When I think of May 30, especially looking back as it relates to the ominous year 1967 and the severed Biafran aspiration, I remember with nostalgic sense the circumstances that ultimately triggered what some might refer to as the avoidable Nigeria-Biafra war.

But it would be worthy for those as think it to be avoidable, to make scrutiny, as to reconsider their stand, that the accumulated events that finally led to the lid being blown off were evidently nasty situations that made the war very much inevitable.

The preliminary events of the Civil War were very much gory, horrible, and dastardly; and these were the view that May 30 brings to mind. The slaughter of over 300 Igbo soldiers, the massacre of over 10,000 Igbos in the north and the full-blown brutality, which the Nigerian government – sophisticated and armed – meted out to a defenseless and traumatized people, mostly children and women.

The bombardment, the blockades, and the starvation, which were all seen as ‘legitimate weapons of warfare,’ reflect in heavy flashlights today. The people heavily beaten and stigmatized had no choice other than to resort to self-determination in realization of what would be a safe haven for them, where they and what belonged to them would be protected from the swarming blades of annihilation and possible genocide.

Quoting from Chinua Achebe’s There Was A Country: “On May 30, 1967, Ojukwu, citing a variety of malevolent acts directed at the mainly Igbo Easterners, proclaimed the independence of the Republic of Biafra…”

It would be crucial to note that the impetus to this strategic and defining action of Ojukwu that would later reshape Nigeria’s history forever was given by the full backing of the Eastern House Constituent Assembly.

Finding in Achebe’s literature a point, the reason for this eventual resort was not farfetched: “A government that failed to safeguard the lives of its citizens has no claim to their allegiance and must be ready to accept that the victims deserve the right to seek their safety in any other ways.”
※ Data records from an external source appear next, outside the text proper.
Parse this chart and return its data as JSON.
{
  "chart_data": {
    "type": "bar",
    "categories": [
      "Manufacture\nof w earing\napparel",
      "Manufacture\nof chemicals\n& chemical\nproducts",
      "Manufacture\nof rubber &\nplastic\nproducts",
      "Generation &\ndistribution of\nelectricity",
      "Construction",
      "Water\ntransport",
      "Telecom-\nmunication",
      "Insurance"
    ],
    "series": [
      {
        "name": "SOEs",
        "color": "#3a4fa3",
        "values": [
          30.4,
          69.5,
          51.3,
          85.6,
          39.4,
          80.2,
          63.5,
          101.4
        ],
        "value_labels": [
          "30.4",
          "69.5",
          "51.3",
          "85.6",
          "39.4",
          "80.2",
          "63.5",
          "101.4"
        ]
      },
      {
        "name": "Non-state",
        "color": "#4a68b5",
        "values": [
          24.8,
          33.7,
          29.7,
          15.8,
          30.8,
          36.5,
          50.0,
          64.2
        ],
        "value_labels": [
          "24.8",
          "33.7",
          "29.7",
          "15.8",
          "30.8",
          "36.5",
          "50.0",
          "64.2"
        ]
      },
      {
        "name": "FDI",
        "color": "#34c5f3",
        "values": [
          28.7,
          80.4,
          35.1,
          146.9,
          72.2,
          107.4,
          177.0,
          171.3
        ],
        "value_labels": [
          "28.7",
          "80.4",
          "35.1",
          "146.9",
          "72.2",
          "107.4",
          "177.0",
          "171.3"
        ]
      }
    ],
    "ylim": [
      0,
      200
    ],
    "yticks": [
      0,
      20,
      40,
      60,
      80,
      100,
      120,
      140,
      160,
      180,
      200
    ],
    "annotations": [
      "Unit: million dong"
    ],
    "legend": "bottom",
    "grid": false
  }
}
The Republic was formed and the war eventually broke out with senseless brutality and the height of inhumanity that left with them carnages of high propensity. The war left over 3 million killed, and many more died under the throes of kwashiorkor, marasmus and starvation; and with economic means of leveled down, a land crippled and squelching with oozing epidemic and poverty.

For the Biafran people, bruised and brutalized, their only offense that drew the heavy offensive apparently happened to be their desire for safety; for a place they can really call home, helpful of their visions, or maybe so.

To the defeated and vanquished Biafrans, with the subjugation which has continued to thrive all along the years, albeit in reinforced zest, more than four decades after they’ve been literally stripped of life and hope and after they’ve been assured of not been vanquished, the coming again of May 30, 2017, 50 years after, resurges the feeling of defeat, of stigma which they roundly fought against with their blood.

Aside from being a day of fear of the heavy bloodshed and of lives lost in the most cruel and horrific forms of war, it is a day of a deep, silent, unsettling rue; a rue over what was the failure of the time to have been free and away from the growing resentment and continuous suffocation of the Igbo grime and dreams.

The situation of the Igbos, the champions of the Biafra struggle, in present Nigeria is such that every May 30 brings the nostalgic feeling of eeriness, of anger and of detachment; it brings forth a new desire for self-determination, giving credence to the sprawling continuous agitation for a Biafran state.

Today, within our nation, it seems that the events of the day, to wit, the large-scale polarization of the polity, the increasing heinous attacks and wanton killings by the Fulani herdsmen, the rise in insecurity fanned by ethno-religious misunderstanding and the queasy sense of marginalization with attendant calls for restructuring and breakup, just make that decision of May 30, 1967 robustly justified.